People who came of age in the latter half of the prior century (1950-90s) had a totally different world before them. I have encountered again and again from adults — even ones who are dealing with economic issues — a complete inability to understand what it is really like to be a 20something right now. A lot of people still believe that kids are just not “trying hard enough” or that this generation is lazy. Hello! When you were 20 you didn’t have to pay $100,000+ in student loans. You likely had a job and one that paid well when you got out of college because that diploma meant something back then. The whole creative/corporate world wasn’t in a state of confusion and flux and near collapse on account of the internet rendering so many prior money makers and job creators totally obsolete. Print, publishing, music, marketing, news … these are all industries that have been turned completely upside down in the past decade… and not the only ones. Nobody in our colleges knew what to tell us to do about it. And beyond that… this country is only now barely scrambling its way out of a long, hard, shitty recession.

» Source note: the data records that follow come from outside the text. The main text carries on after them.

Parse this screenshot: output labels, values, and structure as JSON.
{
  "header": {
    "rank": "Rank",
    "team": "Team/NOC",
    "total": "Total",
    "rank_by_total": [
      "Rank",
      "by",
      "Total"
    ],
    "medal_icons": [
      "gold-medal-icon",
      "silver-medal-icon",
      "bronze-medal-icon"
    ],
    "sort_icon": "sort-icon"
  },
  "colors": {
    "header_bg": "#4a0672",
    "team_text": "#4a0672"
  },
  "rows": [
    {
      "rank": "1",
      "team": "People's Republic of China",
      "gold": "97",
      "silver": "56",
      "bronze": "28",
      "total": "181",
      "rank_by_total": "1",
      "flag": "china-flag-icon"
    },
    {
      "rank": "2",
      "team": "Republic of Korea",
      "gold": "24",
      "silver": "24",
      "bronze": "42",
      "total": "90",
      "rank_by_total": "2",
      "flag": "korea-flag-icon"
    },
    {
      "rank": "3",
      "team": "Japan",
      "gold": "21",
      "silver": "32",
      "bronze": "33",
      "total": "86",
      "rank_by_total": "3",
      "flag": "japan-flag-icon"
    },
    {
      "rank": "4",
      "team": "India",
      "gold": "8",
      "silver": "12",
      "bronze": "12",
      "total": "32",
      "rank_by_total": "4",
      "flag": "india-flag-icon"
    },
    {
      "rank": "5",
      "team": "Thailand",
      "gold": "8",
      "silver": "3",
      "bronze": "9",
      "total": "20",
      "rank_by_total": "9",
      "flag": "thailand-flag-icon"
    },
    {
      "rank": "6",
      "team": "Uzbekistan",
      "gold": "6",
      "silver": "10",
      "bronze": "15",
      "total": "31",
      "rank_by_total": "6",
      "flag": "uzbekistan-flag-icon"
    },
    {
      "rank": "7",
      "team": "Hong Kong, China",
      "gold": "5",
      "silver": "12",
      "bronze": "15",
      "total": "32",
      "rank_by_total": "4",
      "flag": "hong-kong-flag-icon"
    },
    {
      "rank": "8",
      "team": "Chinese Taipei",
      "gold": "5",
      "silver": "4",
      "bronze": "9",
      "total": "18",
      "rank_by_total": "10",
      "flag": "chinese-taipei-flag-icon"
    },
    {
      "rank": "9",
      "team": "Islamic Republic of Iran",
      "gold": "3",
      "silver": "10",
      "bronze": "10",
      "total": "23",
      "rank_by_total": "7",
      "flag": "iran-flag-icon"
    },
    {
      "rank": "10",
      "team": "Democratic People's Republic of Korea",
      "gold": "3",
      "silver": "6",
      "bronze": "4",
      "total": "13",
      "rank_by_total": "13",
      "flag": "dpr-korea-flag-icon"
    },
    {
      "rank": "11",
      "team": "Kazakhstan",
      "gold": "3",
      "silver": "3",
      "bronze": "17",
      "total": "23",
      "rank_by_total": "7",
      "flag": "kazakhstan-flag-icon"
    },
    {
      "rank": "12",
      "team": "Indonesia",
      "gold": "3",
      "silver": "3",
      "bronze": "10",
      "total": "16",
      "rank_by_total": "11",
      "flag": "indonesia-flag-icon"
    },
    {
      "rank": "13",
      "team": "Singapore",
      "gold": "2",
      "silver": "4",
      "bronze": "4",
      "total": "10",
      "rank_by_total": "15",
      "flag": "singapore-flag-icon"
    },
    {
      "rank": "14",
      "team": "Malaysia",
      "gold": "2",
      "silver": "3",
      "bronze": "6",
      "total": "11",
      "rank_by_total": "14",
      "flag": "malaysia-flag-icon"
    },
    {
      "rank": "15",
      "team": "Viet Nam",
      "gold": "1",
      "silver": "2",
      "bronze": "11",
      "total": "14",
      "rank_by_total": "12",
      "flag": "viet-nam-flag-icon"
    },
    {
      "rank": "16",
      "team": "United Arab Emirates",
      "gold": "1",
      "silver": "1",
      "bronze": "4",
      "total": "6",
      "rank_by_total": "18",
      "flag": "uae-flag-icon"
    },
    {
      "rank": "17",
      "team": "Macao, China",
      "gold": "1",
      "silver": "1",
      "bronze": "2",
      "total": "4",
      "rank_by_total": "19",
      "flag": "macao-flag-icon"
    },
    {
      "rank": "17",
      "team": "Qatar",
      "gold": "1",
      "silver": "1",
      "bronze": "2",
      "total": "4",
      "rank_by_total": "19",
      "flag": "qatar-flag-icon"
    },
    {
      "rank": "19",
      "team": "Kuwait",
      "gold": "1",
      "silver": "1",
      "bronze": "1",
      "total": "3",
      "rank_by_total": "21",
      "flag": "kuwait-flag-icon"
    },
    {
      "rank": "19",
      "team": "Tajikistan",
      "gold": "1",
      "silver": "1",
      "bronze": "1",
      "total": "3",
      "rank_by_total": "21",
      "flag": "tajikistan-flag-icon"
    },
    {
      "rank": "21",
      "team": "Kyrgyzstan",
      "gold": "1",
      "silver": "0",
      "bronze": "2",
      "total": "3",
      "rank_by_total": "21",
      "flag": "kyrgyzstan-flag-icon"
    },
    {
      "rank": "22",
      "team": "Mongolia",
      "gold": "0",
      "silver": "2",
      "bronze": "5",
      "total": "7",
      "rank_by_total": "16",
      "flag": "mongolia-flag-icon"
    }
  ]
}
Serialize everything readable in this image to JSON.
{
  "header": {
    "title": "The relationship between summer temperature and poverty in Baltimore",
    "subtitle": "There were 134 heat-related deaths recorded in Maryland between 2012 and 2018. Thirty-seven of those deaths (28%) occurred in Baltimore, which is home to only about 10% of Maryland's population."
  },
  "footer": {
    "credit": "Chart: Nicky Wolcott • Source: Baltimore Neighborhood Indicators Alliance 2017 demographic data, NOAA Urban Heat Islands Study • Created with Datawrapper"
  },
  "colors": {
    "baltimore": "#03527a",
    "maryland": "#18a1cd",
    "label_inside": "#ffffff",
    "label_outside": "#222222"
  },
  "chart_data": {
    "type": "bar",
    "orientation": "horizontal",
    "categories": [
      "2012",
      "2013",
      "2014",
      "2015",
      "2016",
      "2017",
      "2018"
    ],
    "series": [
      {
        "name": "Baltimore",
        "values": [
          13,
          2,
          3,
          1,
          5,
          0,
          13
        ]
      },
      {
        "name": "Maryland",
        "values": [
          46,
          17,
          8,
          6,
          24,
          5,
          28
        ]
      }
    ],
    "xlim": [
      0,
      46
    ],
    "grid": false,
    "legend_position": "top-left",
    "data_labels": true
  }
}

If anything, I feel that Gen Yers are forced to be more resilient, more creative, more independent, and will likely be the generation that leads the world into tremendous change. We have a lot more responsibility on our shoulders in this way… and honestly, on the mundane level, the amount of crap I’ve dealt with in the past 2-3 years… Dude, I KNOW that my 30-something friends did not have to go through 90% of this nonsense. THEY were the generation that had the money to eat drugs and throw outrageous parties all of the time for a decade before they calmed down. What I would give to live in a world where all anyone worries about is making their money and fucking their girlfriend. Extended childhood, my ass. As far as I’m concerned, reality set and and set in hard. Let us make the decision whether or not this toxic, corrupt, totally retarded system is what we want or not. We’re the ones that have to live with a century of everyone else’s greed.